Arabella langsung melangkah ke arah grand piano yang ada di tengah panggung itu. Dia segera duduk di kursi kecilnya. Meletakkan jari jemarinya di atas tuts piano. Arabella menarik napasnya dalam sambil menyunggingkan senyumannya. Begitu yakin Edward pasti akan terpukau dengan permainannya.

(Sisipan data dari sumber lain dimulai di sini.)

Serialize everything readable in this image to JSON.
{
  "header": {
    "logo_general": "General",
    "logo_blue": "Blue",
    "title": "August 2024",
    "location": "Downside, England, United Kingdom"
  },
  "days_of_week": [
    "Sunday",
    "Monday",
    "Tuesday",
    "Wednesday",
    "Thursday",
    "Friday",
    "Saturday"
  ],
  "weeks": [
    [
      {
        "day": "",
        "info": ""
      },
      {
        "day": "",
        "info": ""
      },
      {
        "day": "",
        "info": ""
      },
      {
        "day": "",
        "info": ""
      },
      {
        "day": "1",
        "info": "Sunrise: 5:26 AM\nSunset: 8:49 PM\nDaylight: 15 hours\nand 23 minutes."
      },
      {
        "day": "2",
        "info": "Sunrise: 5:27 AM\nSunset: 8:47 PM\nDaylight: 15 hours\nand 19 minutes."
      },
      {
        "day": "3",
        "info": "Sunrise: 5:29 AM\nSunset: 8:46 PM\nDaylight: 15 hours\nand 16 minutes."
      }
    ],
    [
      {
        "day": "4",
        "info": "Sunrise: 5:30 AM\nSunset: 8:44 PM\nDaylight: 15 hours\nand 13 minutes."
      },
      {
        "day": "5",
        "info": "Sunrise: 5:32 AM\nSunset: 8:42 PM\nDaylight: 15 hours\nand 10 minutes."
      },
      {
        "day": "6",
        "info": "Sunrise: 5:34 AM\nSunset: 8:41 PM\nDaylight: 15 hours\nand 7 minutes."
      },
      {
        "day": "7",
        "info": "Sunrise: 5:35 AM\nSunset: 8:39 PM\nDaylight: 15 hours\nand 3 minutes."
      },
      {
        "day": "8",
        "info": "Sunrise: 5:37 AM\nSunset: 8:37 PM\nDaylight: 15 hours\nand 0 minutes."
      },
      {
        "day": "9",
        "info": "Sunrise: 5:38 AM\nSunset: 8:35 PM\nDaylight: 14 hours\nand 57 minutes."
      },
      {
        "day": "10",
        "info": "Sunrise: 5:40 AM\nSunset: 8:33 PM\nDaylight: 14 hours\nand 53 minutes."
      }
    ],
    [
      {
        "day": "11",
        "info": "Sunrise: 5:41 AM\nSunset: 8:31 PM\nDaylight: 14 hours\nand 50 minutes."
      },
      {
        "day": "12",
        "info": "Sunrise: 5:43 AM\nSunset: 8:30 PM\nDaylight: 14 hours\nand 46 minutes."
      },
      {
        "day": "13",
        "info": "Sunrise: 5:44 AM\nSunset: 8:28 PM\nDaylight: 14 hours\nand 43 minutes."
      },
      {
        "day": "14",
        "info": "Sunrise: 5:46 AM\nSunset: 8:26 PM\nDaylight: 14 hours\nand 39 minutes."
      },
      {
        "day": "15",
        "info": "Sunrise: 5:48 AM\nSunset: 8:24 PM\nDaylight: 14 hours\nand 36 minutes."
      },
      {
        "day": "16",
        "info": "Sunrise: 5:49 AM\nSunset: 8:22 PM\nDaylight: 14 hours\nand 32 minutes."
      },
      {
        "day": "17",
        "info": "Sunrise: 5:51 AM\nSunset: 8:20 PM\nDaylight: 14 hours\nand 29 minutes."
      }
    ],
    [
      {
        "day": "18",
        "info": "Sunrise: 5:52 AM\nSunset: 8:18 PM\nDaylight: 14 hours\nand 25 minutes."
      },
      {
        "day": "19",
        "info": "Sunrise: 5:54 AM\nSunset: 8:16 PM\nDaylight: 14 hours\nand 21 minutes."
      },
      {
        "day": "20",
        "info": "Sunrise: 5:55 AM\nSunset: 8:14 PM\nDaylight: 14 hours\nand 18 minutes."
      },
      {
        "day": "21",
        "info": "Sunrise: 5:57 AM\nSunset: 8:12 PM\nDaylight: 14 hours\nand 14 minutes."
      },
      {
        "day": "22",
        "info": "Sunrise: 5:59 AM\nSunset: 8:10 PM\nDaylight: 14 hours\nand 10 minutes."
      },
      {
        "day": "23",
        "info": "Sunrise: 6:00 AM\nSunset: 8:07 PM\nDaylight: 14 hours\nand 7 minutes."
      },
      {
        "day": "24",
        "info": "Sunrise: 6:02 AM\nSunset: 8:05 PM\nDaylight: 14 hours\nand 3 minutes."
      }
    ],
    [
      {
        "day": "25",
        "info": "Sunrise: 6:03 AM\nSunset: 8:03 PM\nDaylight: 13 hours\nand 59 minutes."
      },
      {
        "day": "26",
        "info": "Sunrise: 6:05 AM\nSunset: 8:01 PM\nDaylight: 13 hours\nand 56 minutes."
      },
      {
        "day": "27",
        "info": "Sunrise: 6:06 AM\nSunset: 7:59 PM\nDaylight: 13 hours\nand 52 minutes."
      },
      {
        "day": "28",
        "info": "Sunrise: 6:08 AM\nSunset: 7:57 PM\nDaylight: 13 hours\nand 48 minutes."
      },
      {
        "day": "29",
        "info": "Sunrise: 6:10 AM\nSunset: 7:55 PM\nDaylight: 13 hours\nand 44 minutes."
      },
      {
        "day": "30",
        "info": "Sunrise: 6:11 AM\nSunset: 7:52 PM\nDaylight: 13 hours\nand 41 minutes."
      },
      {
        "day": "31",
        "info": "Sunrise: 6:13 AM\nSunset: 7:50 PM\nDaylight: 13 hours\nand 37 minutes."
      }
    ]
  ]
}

Arabella langsung memulai permainannya. Jari jemarinya menari dengan lincah di atas tuts piano itu. Arabella begitu yakin dan percaya diri dengan kemampuannya dalam bermain piano dan memang kemampuan Arabella sangat baik, tapi Edward yang berada di ruangan sebelah malah menautkan alisnya saat mendengarkan permainan Arabella.
Bagi orang pada umumnya, kemampuan Arabella memanglah sudah sangat baik, alunan lagu yang dia buat pastilah membuat orang merasa terbuai. Tapi bagi seorang Edward yang begitu mencintai piano dan tahu jelas bagaimana permainan yang sangat baik, permainan Arabella terasa biasa saja malah cenderung standar.
Arabella memang bisa memainkan lagu yang sedang dia bawakan dengan baik. Tapi Edward tidak bisa mengerti arti dari lagu tersebut dan perasaan seperti apa yang ingin disampaikan oleh Arabella melalui alunan melodinya.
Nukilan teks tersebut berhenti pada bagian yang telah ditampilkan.